A livello generale, mentre l’art. 1176 comma 2° del codice civile prescrive che «nell’adempimento delle obbligazioni inerenti all’esercizio di un’attività professionale la diligenza deve valutarsi con riguardo alla natura dell’attività esercitata»; per l’art. 2224 c.c. il prestatore d’opera è tenuto a procedere all’esecuzione dell’opera «secondo le condizioni stabilite dal contratto e a regola d’arte».
Il ragionamento Tribunale di Roma. Secondo il giudice romano,da una parte, di tale inadempimento non potrebbe che ritenersi responsabile, in forza degli obblighi nascenti dal contratto di appalto, la stessa ditta esecutrice dei lavori; dall’altro, però l’istante (condomino) non ha dedotto alcunché in ordine ad una eventuale responsabilità per mancato controllo in ordine alla corretta esecuzione da parte della stessa dei lavori appaltati, responsabilità che comunque potrebbe appuntarsi nei confronti del soggetto incaricato della direzione dei lavori per conto del committente, non già direttamente in capo a quest’ultima.
Difatti, tali conclusioni portano a disattendere la doglianza sollevata dall’attore nei confronti del condominio. In particolare, a parere del Giudice, la fonte di responsabilità era da individuare nell’attività dell’amministratore per mancata diligenza nell’espletamento del suo incarico: quest’ultimo, stante l’esecuzione dei lavori non a regola d’arte, doveva convocare la ditta e pretendere l’eliminazione dei vizi.

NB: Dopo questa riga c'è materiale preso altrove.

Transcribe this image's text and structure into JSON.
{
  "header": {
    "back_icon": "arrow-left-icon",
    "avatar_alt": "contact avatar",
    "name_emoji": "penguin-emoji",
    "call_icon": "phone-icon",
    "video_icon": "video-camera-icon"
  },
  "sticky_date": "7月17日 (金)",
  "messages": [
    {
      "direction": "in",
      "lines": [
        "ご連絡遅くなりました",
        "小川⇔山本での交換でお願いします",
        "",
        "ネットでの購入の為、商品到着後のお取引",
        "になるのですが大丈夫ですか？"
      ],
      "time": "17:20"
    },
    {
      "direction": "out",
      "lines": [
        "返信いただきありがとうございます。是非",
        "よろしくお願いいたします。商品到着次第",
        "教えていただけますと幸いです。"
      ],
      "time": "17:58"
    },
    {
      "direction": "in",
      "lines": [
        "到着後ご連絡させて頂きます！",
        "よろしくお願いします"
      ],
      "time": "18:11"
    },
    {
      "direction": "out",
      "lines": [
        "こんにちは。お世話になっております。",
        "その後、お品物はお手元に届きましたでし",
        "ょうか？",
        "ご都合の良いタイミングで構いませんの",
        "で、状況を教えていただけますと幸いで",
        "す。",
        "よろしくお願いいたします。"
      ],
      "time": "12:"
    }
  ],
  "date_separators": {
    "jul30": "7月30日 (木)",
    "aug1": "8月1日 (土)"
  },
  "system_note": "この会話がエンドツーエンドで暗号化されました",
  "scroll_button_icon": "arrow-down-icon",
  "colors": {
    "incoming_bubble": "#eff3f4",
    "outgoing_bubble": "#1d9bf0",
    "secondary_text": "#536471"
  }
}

Ed ancora,a seguito dell’istruttoria, era emerso che i balconi presenti nell’edificio condominiale erano di tipo aggettante, i quali per costante giurisprudenza, costituiscono un mero prolungamento delle corrispondenti unità immobiliari (Cass. 6624/2012 e Cass. 15913/2007).
Quindi, in ragione della conformazione dei balconi, il cui parapetto era costituito da fioriere e, nella parte sovrastante da una ringhiera in ferro, lo stesso consulente tecnico aveva accertato che la causa dei danni lamentati era da ascrivere allo stato di cattiva manutenzione delle stesse fioriere(la loro sistemazione non rientrava nell’oggetto dei lavori d’appalto).
Le conclusioni. Alla luce di tutto quanto innanzi esposto, il Tribunale di Roma ha disatteso la domanda proposta del condomino Tizio.